La situation devient d’autant plus incohérente que la stratégie de la présidence est difficilement lisible. Après avoir attisé la haine contre les migrants en février, Kaïs Saïed a ordonné que ceux qui se regroupaient à Sfax soient déplacés vers le désert frontalier entre la Tunisie et la Libye ou l’Algérie, pour ensuite les rapatrier vers Ben Guerdane, au sud du pays. Lors du conseil national de sécurité tenu le 14 juillet, le président s’est aussi interrogé sur les sommes en provenance de pays subsahariens – il cite un montant de 23 millions de dinars – arrivées à Sfax durant le premier trimestre 2023.

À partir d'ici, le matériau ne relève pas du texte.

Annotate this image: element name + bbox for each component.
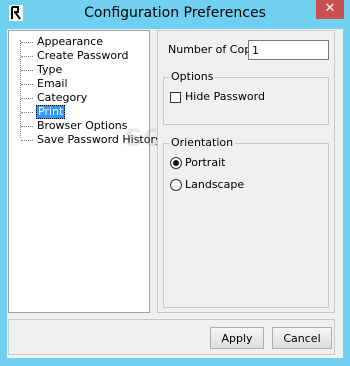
tree-item-appearance[interactable]: Appearance <box>17 35 167 49</box>
orientation-group: Orientation Portrait Landscape <box>163 136 329 308</box>
button-bar: Apply Cancel <box>8 319 335 355</box>
portrait-label[interactable]: Portrait <box>185 156 225 169</box>
landscape-radio[interactable] <box>170 179 182 191</box>
tree-item-label: Email <box>37 77 68 90</box>
title-bar[interactable]: Configuration Preferences ✕ <box>0 0 350 28</box>
window: Configuration Preferences ✕ Appearance C… <box>0 0 350 366</box>
tree-item-label: Print <box>36 105 66 119</box>
options-group: Options Hide Password <box>163 70 329 125</box>
hide-password-label[interactable]: Hide Password <box>185 90 265 103</box>
tree-item-label: Appearance <box>37 35 104 48</box>
window-title: Configuration Preferences <box>84 5 266 21</box>
close-icon: ✕ <box>324 1 336 16</box>
apply-button[interactable]: Apply <box>210 327 264 349</box>
tree-item-create-password[interactable]: Create Password <box>17 49 167 63</box>
landscape-label[interactable]: Landscape <box>185 178 244 191</box>
options-group-title: Options <box>169 70 216 83</box>
tree-item-label: Category <box>37 91 88 104</box>
tree-item-label: Browser Options <box>37 119 128 132</box>
tree-item-type[interactable]: Type <box>17 63 167 77</box>
hide-password-checkbox[interactable] <box>170 92 181 103</box>
category-tree[interactable]: Appearance Create Password Type Email Ca… <box>8 30 162 313</box>
tree-item-print[interactable]: Print <box>17 105 167 119</box>
portrait-radio[interactable] <box>170 157 182 169</box>
tree-item-label: Create Password <box>37 49 129 62</box>
tree-item-category[interactable]: Category <box>17 91 167 105</box>
close-button[interactable]: ✕ <box>316 0 344 19</box>
cancel-button[interactable]: Cancel <box>272 327 332 349</box>
print-settings-panel: Number of Copy Options Hide Password Ori… <box>157 30 335 313</box>
tree-item-email[interactable]: Email <box>17 77 167 91</box>
orientation-group-title: Orientation <box>169 136 236 149</box>
tree-item-label: Type <box>37 63 63 76</box>
copies-input[interactable] <box>248 40 329 60</box>
copies-label: Number of Copy <box>168 43 258 56</box>
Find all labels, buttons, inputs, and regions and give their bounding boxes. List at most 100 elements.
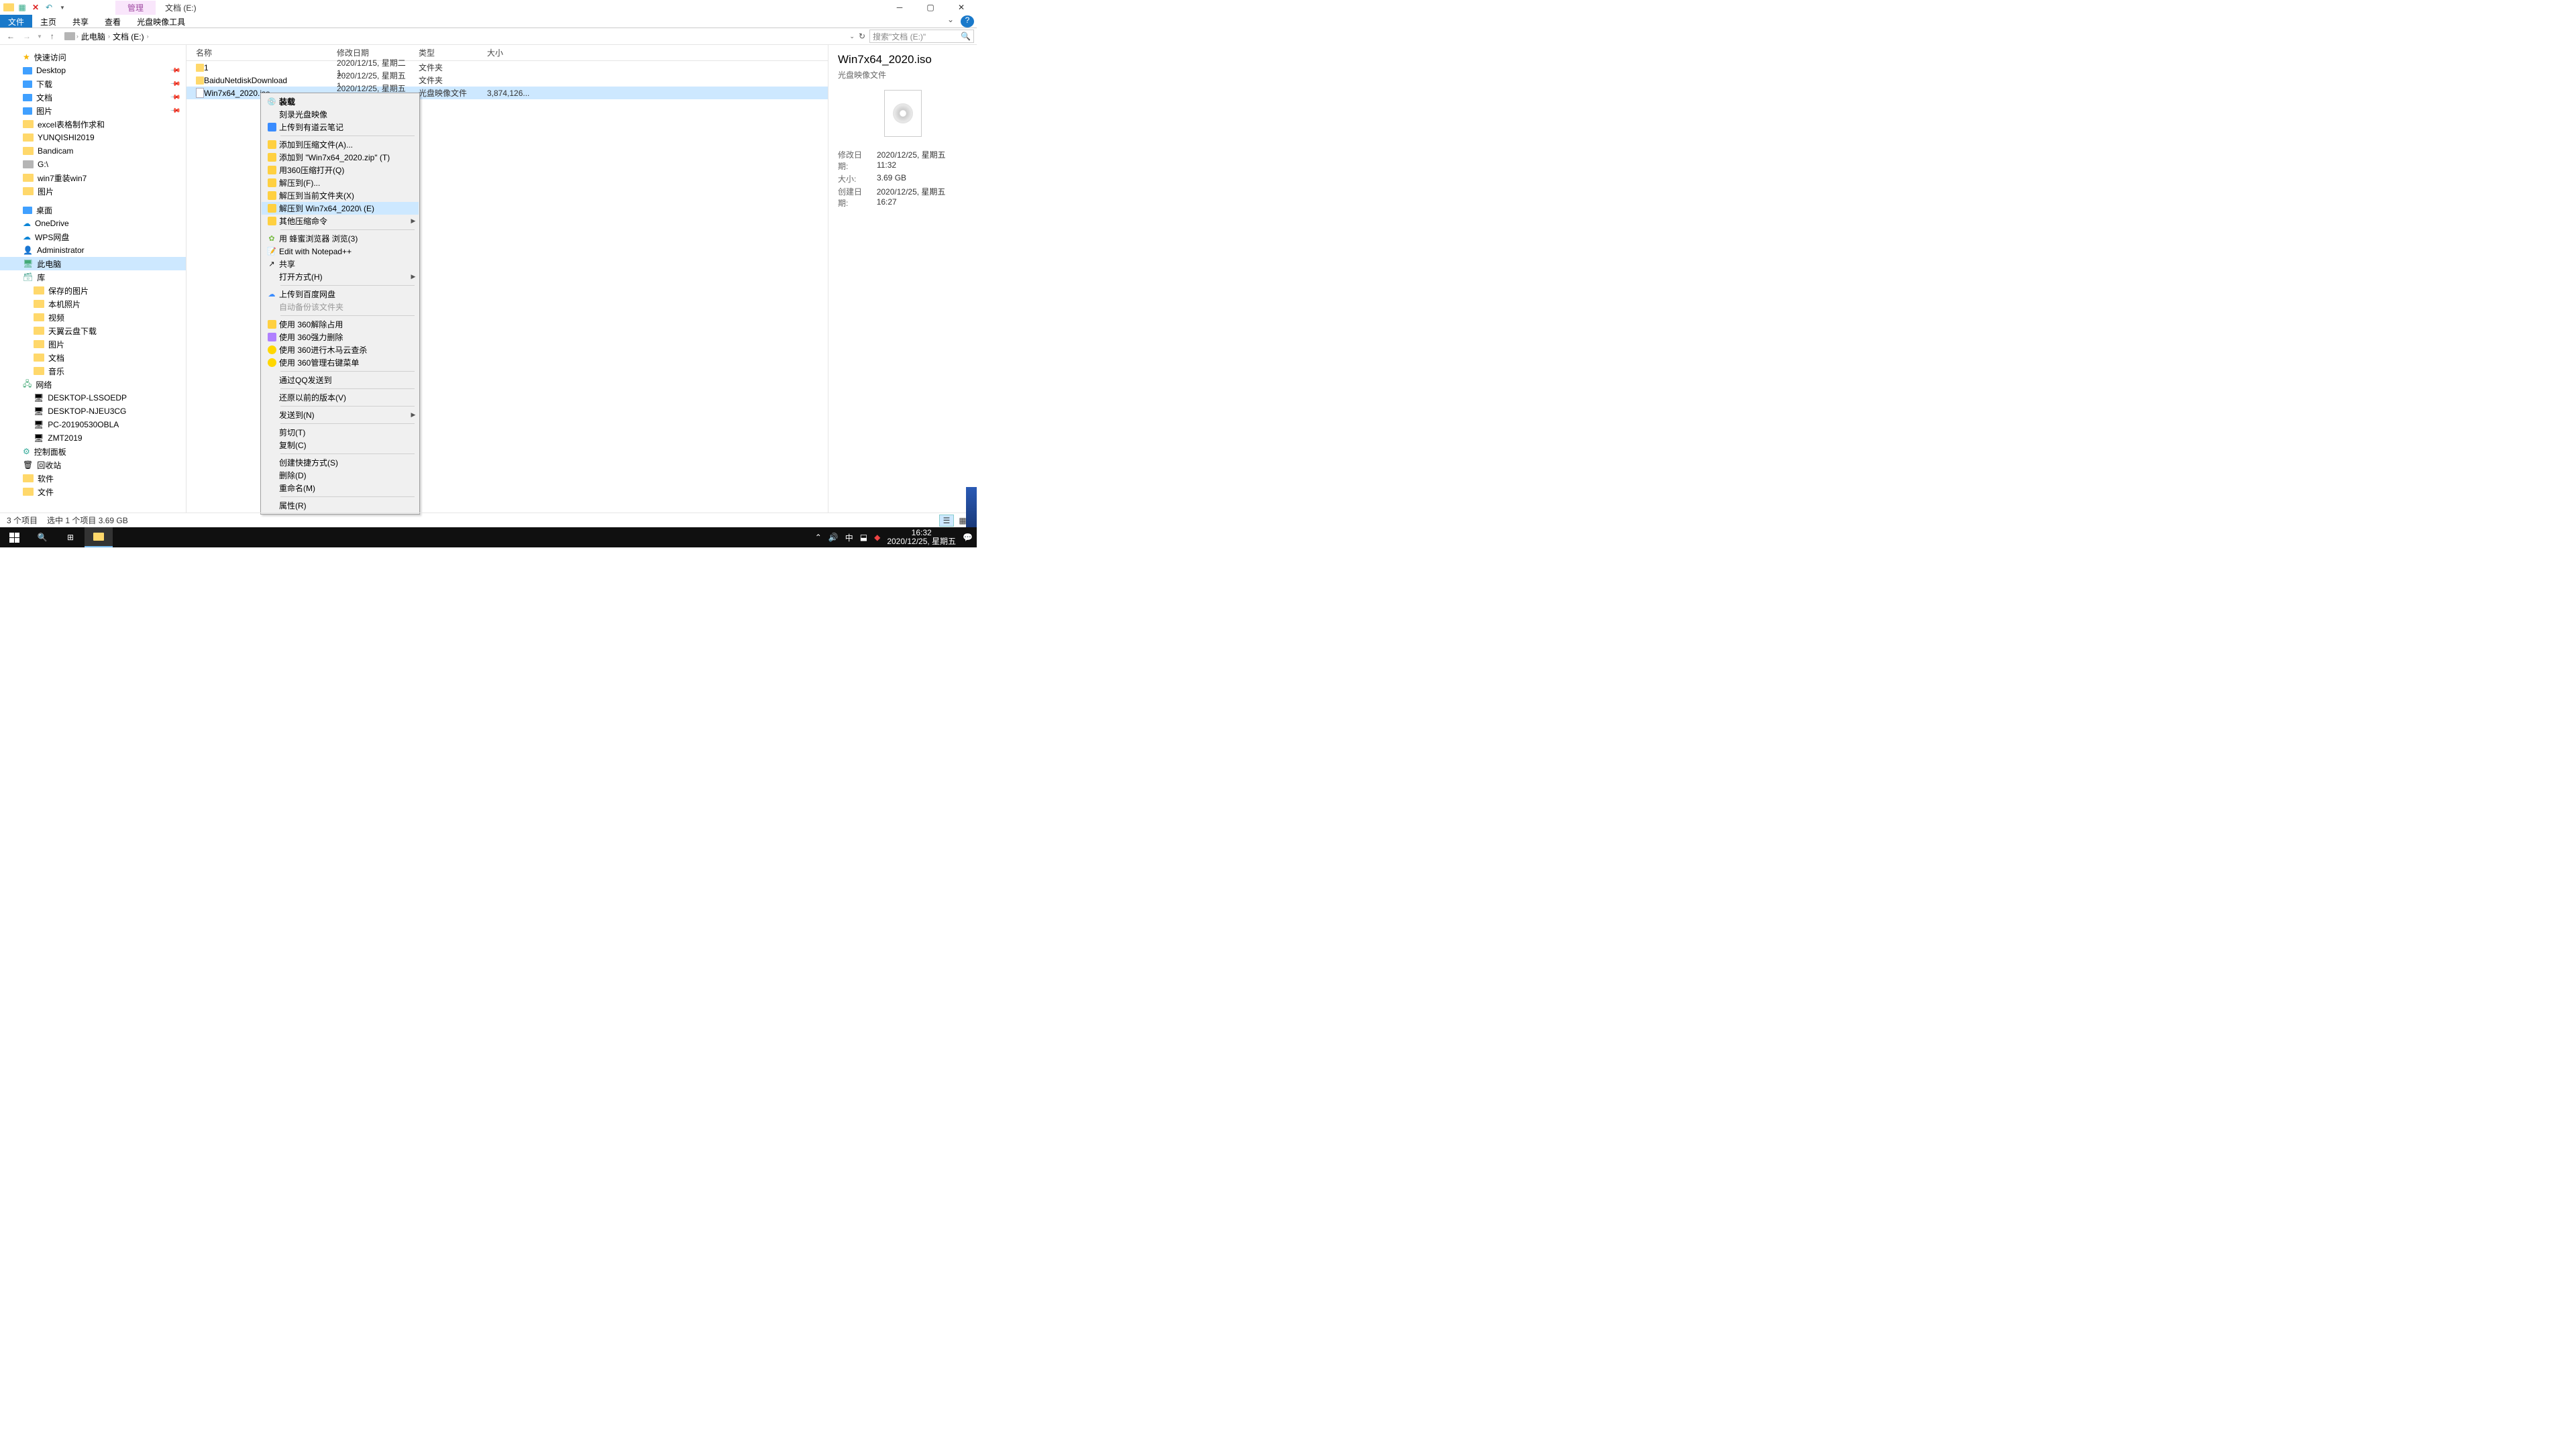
ctx-360-unlock[interactable]: 使用 360解除占用 xyxy=(262,318,419,331)
nav-folder[interactable]: win7重装win7 xyxy=(0,171,186,184)
nav-folder[interactable]: Bandicam xyxy=(0,144,186,158)
ctx-baidu[interactable]: ☁上传到百度网盘 xyxy=(262,288,419,301)
ctx-extract-here[interactable]: 解压到当前文件夹(X) xyxy=(262,189,419,202)
ctx-open-360[interactable]: 用360压缩打开(Q) xyxy=(262,164,419,176)
nav-net-pc[interactable]: 🖥DESKTOP-LSSOEDP xyxy=(0,391,186,405)
file-row[interactable]: BaiduNetdiskDownload 2020/12/25, 星期五 1..… xyxy=(186,74,828,87)
clock[interactable]: 16:32 2020/12/25, 星期五 xyxy=(887,529,956,546)
explorer-taskbar-button[interactable] xyxy=(85,527,113,547)
nav-lib-item[interactable]: 保存的图片 xyxy=(0,284,186,297)
tray-app-icon[interactable]: ⬓ xyxy=(860,533,867,542)
search-input[interactable]: 搜索"文档 (E:)" 🔍 xyxy=(869,30,974,43)
nav-control-panel[interactable]: ⚙控制面板 xyxy=(0,445,186,458)
ctx-add-archive[interactable]: 添加到压缩文件(A)... xyxy=(262,138,419,151)
nav-onedrive[interactable]: ☁OneDrive xyxy=(0,217,186,230)
nav-lib-item[interactable]: 音乐 xyxy=(0,364,186,378)
ctx-open-with[interactable]: 打开方式(H)▶ xyxy=(262,270,419,283)
nav-folder[interactable]: 图片 xyxy=(0,184,186,198)
nav-tree[interactable]: ★快速访问 Desktop📌 下载📌 文档📌 图片📌 excel表格制作求和 Y… xyxy=(0,45,186,513)
crumb-this-pc[interactable]: 此电脑 xyxy=(80,31,107,42)
help-icon[interactable]: ? xyxy=(961,15,974,28)
ribbon-collapse-icon[interactable]: ⌄ xyxy=(943,15,958,28)
search-icon[interactable]: 🔍 xyxy=(961,32,971,41)
up-button[interactable]: ↑ xyxy=(44,32,60,41)
back-button[interactable]: ← xyxy=(3,32,19,41)
tray-app-icon[interactable]: ◆ xyxy=(874,533,880,542)
nav-net-pc[interactable]: 🖥DESKTOP-NJEU3CG xyxy=(0,405,186,418)
nav-net-pc[interactable]: 🖥ZMT2019 xyxy=(0,431,186,445)
ribbon-tab-file[interactable]: 文件 xyxy=(0,15,32,28)
ctx-360-menu[interactable]: 使用 360管理右键菜单 xyxy=(262,356,419,369)
ctx-qq-send[interactable]: 通过QQ发送到 xyxy=(262,374,419,386)
ime-indicator[interactable]: 中 xyxy=(845,532,853,543)
nav-pictures[interactable]: 图片📌 xyxy=(0,104,186,117)
delete-icon[interactable]: ✕ xyxy=(30,1,42,13)
ribbon-tab-view[interactable]: 查看 xyxy=(97,15,129,28)
search-button[interactable]: 🔍 xyxy=(28,527,56,547)
nav-libraries[interactable]: 🗃库 xyxy=(0,270,186,284)
column-headers[interactable]: 名称 修改日期 类型 大小 xyxy=(186,45,828,61)
ctx-add-zip[interactable]: 添加到 "Win7x64_2020.zip" (T) xyxy=(262,151,419,164)
forward-button[interactable]: → xyxy=(19,32,35,41)
ctx-properties[interactable]: 属性(R) xyxy=(262,499,419,512)
ctx-burn[interactable]: 刻录光盘映像 xyxy=(262,108,419,121)
nav-user[interactable]: 👤Administrator xyxy=(0,244,186,257)
nav-quick-access[interactable]: ★快速访问 xyxy=(0,50,186,64)
history-dropdown-icon[interactable]: ▼ xyxy=(37,34,42,40)
ctx-share[interactable]: ↗共享 xyxy=(262,258,419,270)
col-size[interactable]: 大小 xyxy=(487,47,527,58)
nav-folder[interactable]: YUNQISHI2019 xyxy=(0,131,186,144)
properties-icon[interactable]: ▦ xyxy=(16,1,28,13)
ctx-extract-named[interactable]: 解压到 Win7x64_2020\ (E) xyxy=(262,202,419,215)
view-details-button[interactable]: ☰ xyxy=(939,515,954,527)
task-view-button[interactable]: ⊞ xyxy=(56,527,85,547)
crumb-drive[interactable]: 文档 (E:) xyxy=(111,31,146,42)
ctx-extract-to[interactable]: 解压到(F)... xyxy=(262,176,419,189)
qat-dropdown-icon[interactable]: ▼ xyxy=(56,1,68,13)
ctx-send-to[interactable]: 发送到(N)▶ xyxy=(262,409,419,421)
ribbon-tab-disc-tools[interactable]: 光盘映像工具 xyxy=(129,15,193,28)
nav-drive-g[interactable]: G:\ xyxy=(0,158,186,171)
nav-folder[interactable]: excel表格制作求和 xyxy=(0,117,186,131)
nav-this-pc[interactable]: 🖥此电脑 xyxy=(0,257,186,270)
ctx-mount[interactable]: 💿装载 xyxy=(262,95,419,108)
close-button[interactable]: ✕ xyxy=(946,1,977,14)
ctx-shortcut[interactable]: 创建快捷方式(S) xyxy=(262,456,419,469)
ribbon-tab-share[interactable]: 共享 xyxy=(64,15,97,28)
nav-folder[interactable]: 文件 xyxy=(0,485,186,498)
ctx-rename[interactable]: 重命名(M) xyxy=(262,482,419,494)
action-center-icon[interactable]: 💬 xyxy=(963,533,973,542)
ctx-youdao[interactable]: 上传到有道云笔记 xyxy=(262,121,419,133)
nav-lib-item[interactable]: 视频 xyxy=(0,311,186,324)
volume-icon[interactable]: 🔊 xyxy=(828,533,839,542)
nav-desktop-root[interactable]: 桌面 xyxy=(0,203,186,217)
tray-chevron-icon[interactable]: ⌃ xyxy=(815,533,822,542)
ctx-other-compress[interactable]: 其他压缩命令▶ xyxy=(262,215,419,227)
nav-desktop[interactable]: Desktop📌 xyxy=(0,64,186,77)
context-tab-manage[interactable]: 管理 xyxy=(115,1,156,15)
nav-documents[interactable]: 文档📌 xyxy=(0,91,186,104)
minimize-button[interactable]: ─ xyxy=(884,1,915,14)
nav-recycle-bin[interactable]: 🗑回收站 xyxy=(0,458,186,472)
start-button[interactable] xyxy=(0,527,28,547)
nav-lib-item[interactable]: 天翼云盘下载 xyxy=(0,324,186,337)
refresh-icon[interactable]: ↻ xyxy=(859,32,865,41)
ctx-browse-honey[interactable]: ✿用 蜂蜜浏览器 浏览(3) xyxy=(262,232,419,245)
file-row[interactable]: 1 2020/12/15, 星期二 1... 文件夹 xyxy=(186,61,828,74)
system-tray[interactable]: ⌃ 🔊 中 ⬓ ◆ 16:32 2020/12/25, 星期五 💬 xyxy=(815,529,977,546)
ctx-copy[interactable]: 复制(C) xyxy=(262,439,419,451)
ctx-360-force-delete[interactable]: 使用 360强力删除 xyxy=(262,331,419,343)
nav-lib-item[interactable]: 图片 xyxy=(0,337,186,351)
taskbar[interactable]: 🔍 ⊞ ⌃ 🔊 中 ⬓ ◆ 16:32 2020/12/25, 星期五 💬 xyxy=(0,527,977,547)
col-type[interactable]: 类型 xyxy=(419,47,487,58)
nav-wps[interactable]: ☁WPS网盘 xyxy=(0,230,186,244)
col-name[interactable]: 名称 xyxy=(186,47,337,58)
nav-downloads[interactable]: 下载📌 xyxy=(0,77,186,91)
breadcrumb[interactable]: › 此电脑 › 文档 (E:) › xyxy=(60,31,849,42)
maximize-button[interactable]: ▢ xyxy=(915,1,946,14)
undo-icon[interactable]: ↶ xyxy=(43,1,55,13)
nav-network[interactable]: 🖧网络 xyxy=(0,378,186,391)
nav-folder[interactable]: 软件 xyxy=(0,472,186,485)
ctx-restore-version[interactable]: 还原以前的版本(V) xyxy=(262,391,419,404)
ctx-notepad-pp[interactable]: 📝Edit with Notepad++ xyxy=(262,245,419,258)
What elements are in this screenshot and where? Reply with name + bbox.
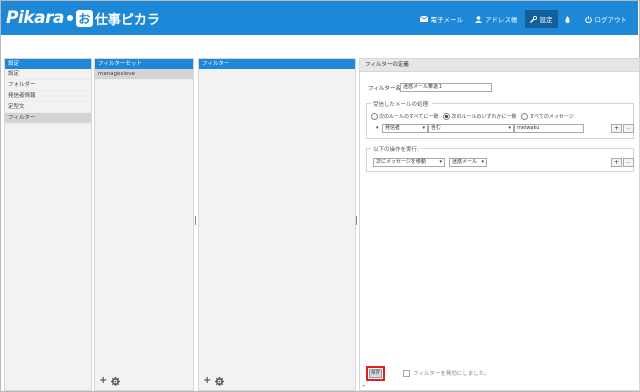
- filter-definition-panel: フィルターの定義 フィルター名: 迷惑メール撃退１ 受信したメールの処理: 次の…: [359, 58, 640, 391]
- gear-icon[interactable]: [111, 377, 121, 386]
- filter-column-header: フィルター: [199, 59, 355, 69]
- gear-icon[interactable]: [215, 377, 225, 386]
- radio-any[interactable]: 次のルールのいずれかに一致: [443, 113, 516, 120]
- filterset-column: フィルターセット managesieve +: [94, 58, 194, 391]
- actions-legend: 以下の操作を実行:: [371, 145, 421, 153]
- filter-column: フィルター +: [198, 58, 356, 391]
- chevron-down-icon: ▾: [422, 125, 425, 131]
- nav-settings[interactable]: 設定: [524, 10, 558, 28]
- logo-dot: [66, 15, 73, 21]
- nav-logout-label: ログアウト: [594, 16, 628, 24]
- rule-op-value: 含む: [431, 125, 442, 131]
- filter-footer: +: [203, 375, 225, 386]
- filterset-item[interactable]: managesieve: [95, 69, 193, 80]
- settings-item-folders[interactable]: フォルダー: [5, 80, 91, 91]
- nav-mail-label: 電子メール: [430, 16, 464, 24]
- nav-mail[interactable]: 電子メール: [415, 10, 469, 28]
- action-type-select[interactable]: 次にメッセージを移動 ▾: [373, 158, 445, 167]
- settings-item-filters[interactable]: フィルター: [5, 113, 91, 124]
- radio-all-button[interactable]: [371, 113, 378, 120]
- rules-fieldset: 受信したメールの処理: 次のルールのすべてに一致 次のルールのいずれかに一致 す…: [366, 100, 634, 139]
- logo-subtitle: 仕事ピカラ: [94, 12, 160, 28]
- add-rule-button[interactable]: +: [611, 124, 622, 133]
- status-message: フィルターを無効にしました。: [403, 369, 490, 377]
- top-bar: Pikara お 仕事ピカラ 電子メール アドレス帳 設定 ログアウト: [1, 1, 638, 35]
- save-button-highlight: 保存: [366, 366, 385, 381]
- radio-any-button[interactable]: [443, 113, 451, 120]
- remove-rule-button[interactable]: −: [623, 124, 634, 133]
- nav-addressbook-label: アドレス帳: [485, 16, 518, 24]
- remove-action-button[interactable]: −: [623, 158, 634, 167]
- rule-operator-select[interactable]: 含む ▾: [428, 124, 514, 133]
- nav-settings-label: 設定: [539, 16, 553, 24]
- nav-logout[interactable]: ログアウト: [580, 10, 633, 28]
- filter-definition-header: フィルターの定義: [360, 59, 639, 72]
- rule-arrow-icon: ▾: [376, 125, 379, 131]
- nav-drop[interactable]: [560, 12, 578, 27]
- match-radios: 次のルールのすべてに一致 次のルールのいずれかに一致 すべてのメッセージ: [371, 113, 574, 120]
- radio-all-label: 次のルールのすべてに一致: [379, 114, 439, 120]
- rule-field-select[interactable]: 発信者 ▾: [382, 124, 428, 133]
- chevron-down-icon: ▾: [439, 159, 442, 165]
- rule-field-value: 発信者: [385, 125, 401, 131]
- status-text: フィルターを無効にしました。: [413, 371, 490, 377]
- nav-addressbook[interactable]: アドレス帳: [470, 10, 523, 28]
- rule-value-input[interactable]: meiwaku: [514, 124, 584, 133]
- wrench-icon: [529, 15, 537, 23]
- chevron-down-icon: ▾: [508, 125, 511, 131]
- action-type-value: 次にメッセージを移動: [376, 159, 426, 165]
- settings-item-responses[interactable]: 定型文: [5, 102, 91, 113]
- filterset-column-header: フィルターセット: [95, 59, 193, 69]
- filter-name-label: フィルター名:: [368, 86, 403, 92]
- resize-grip-icon[interactable]: ◂: [362, 383, 365, 389]
- radio-all[interactable]: 次のルールのすべてに一致: [371, 113, 438, 120]
- person-icon: [475, 15, 482, 23]
- envelope-icon: [419, 16, 428, 22]
- status-checkbox: [403, 369, 410, 377]
- action-folder-value: 迷惑メール: [452, 159, 478, 165]
- filterset-footer: +: [99, 375, 121, 386]
- logo-text: Pikara: [6, 8, 64, 28]
- radio-every-button[interactable]: [521, 113, 529, 120]
- settings-item-general[interactable]: 設定: [5, 69, 91, 80]
- top-nav: 電子メール アドレス帳 設定 ログアウト: [413, 10, 633, 28]
- add-filterset-button[interactable]: +: [99, 375, 107, 386]
- radio-any-label: 次のルールのいずれかに一致: [451, 114, 517, 120]
- chevron-down-icon: ▾: [481, 159, 484, 165]
- radio-every-label: すべてのメッセージ: [529, 114, 574, 120]
- add-action-button[interactable]: +: [611, 158, 622, 167]
- settings-column-header: 設定: [5, 59, 91, 69]
- add-filter-button[interactable]: +: [203, 375, 211, 386]
- logo-badge: お: [75, 9, 93, 27]
- drop-icon: [564, 15, 570, 23]
- rules-legend: 受信したメールの処理:: [371, 100, 432, 108]
- action-folder-select[interactable]: 迷惑メール ▾: [449, 158, 487, 167]
- settings-column: 設定 設定 フォルダー 発信者情報 定型文 フィルター: [4, 58, 92, 391]
- power-icon: [584, 15, 592, 23]
- filter-name-input[interactable]: 迷惑メール撃退１: [400, 83, 492, 92]
- logo[interactable]: Pikara お 仕事ピカラ: [6, 7, 160, 29]
- actions-fieldset: 以下の操作を実行: 次にメッセージを移動 ▾ 迷惑メール ▾ + −: [366, 145, 634, 172]
- settings-item-identities[interactable]: 発信者情報: [5, 91, 91, 102]
- radio-every[interactable]: すべてのメッセージ: [521, 113, 574, 120]
- save-button[interactable]: 保存: [369, 369, 382, 378]
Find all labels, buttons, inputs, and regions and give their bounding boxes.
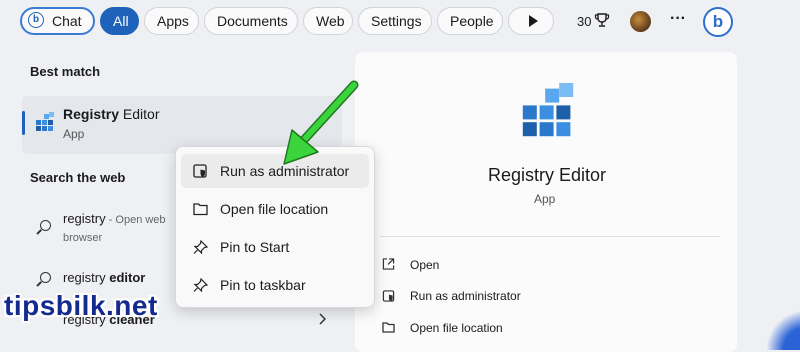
- web-result-main: registry: [63, 211, 106, 226]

La somme paraît énorme et il n’est pas absurde que le président s’interroge mais, précisent des économistes travaillant sur les transferts à travers le continent, il y a erreur. Ceux qui ont alerté le chef de l’État sur ces transferts d’argent ne lui ont pas spécifié que les montants – issus des documents de Western Union fournis par la poste tunisienne – étaient exprimés en francs CFA. On ne parle donc plus, au cours actuel, que de 119 453 dinars, soit un peu plus de 35 000 euros. Dérisoire, mais cela a suffi à mettre en transe ceux qui, à Tunis, pensent que le pays fait l’objet d’un complot africain.
Des députés européens mécontents
Côté européen aussi, le texte signé le 16 juillet fait réagir. Alors qu’il se murmure qu’il pourrait servir de trame à appliquer à d’autres pays de départ des migrants, certains députés européens se sont étonnés lors une conférence de presse du fait que le Parlement n’a pas été consulté. Ils ont rappelé que, pour être valables, les accords passés par Bruxelles ne peuvent se faire qu’avec des pays respectueux des droits de l’homme. Or la Tunisie s’est récemment fait épingler plusieurs fois à ce sujet.
À ce stade, seule la présidente du Conseil italien peut triompher. L’opération de charme qu’elle a lancée en direction de Kaïs Saïed depuis le mois de mai, alternance entre attitudes conciliatrices et blocage de certains votes au Conseil européen, notamment celui de la ratification de la réforme du fonds de sauvetage permanent de la zone euro, semble avoir payé.
« On s’est pris pour des Européens, que nous ne serons jamais, mais finalement nous avons accepté leur diktat et avons écorné nos relations avec l’Afrique. Il faudrait que les pays africains fassent preuve de fermeté à l’égard de la Tunisie », commente Majdi Karbaï, ancien député tunisien actif dans la société civile en Italie.
La Tunisie aura l’occasion de préciser sa position et de déployer un minimum de diplomatie pour rétablir ses relations avec les pays subsahariens dès le 23 juillet, lors du Sommet de la migration, organisé par Giorgia Meloni à Rome. Kaïs Saïed, à qui revient cette initiative, ne sera que l’hôte d’honneur de la manifestation dont aucun programme n’a été annoncé. Et dont on ignore encore qui, des dirigeants des pays concernés par la migration, sera ou non présent.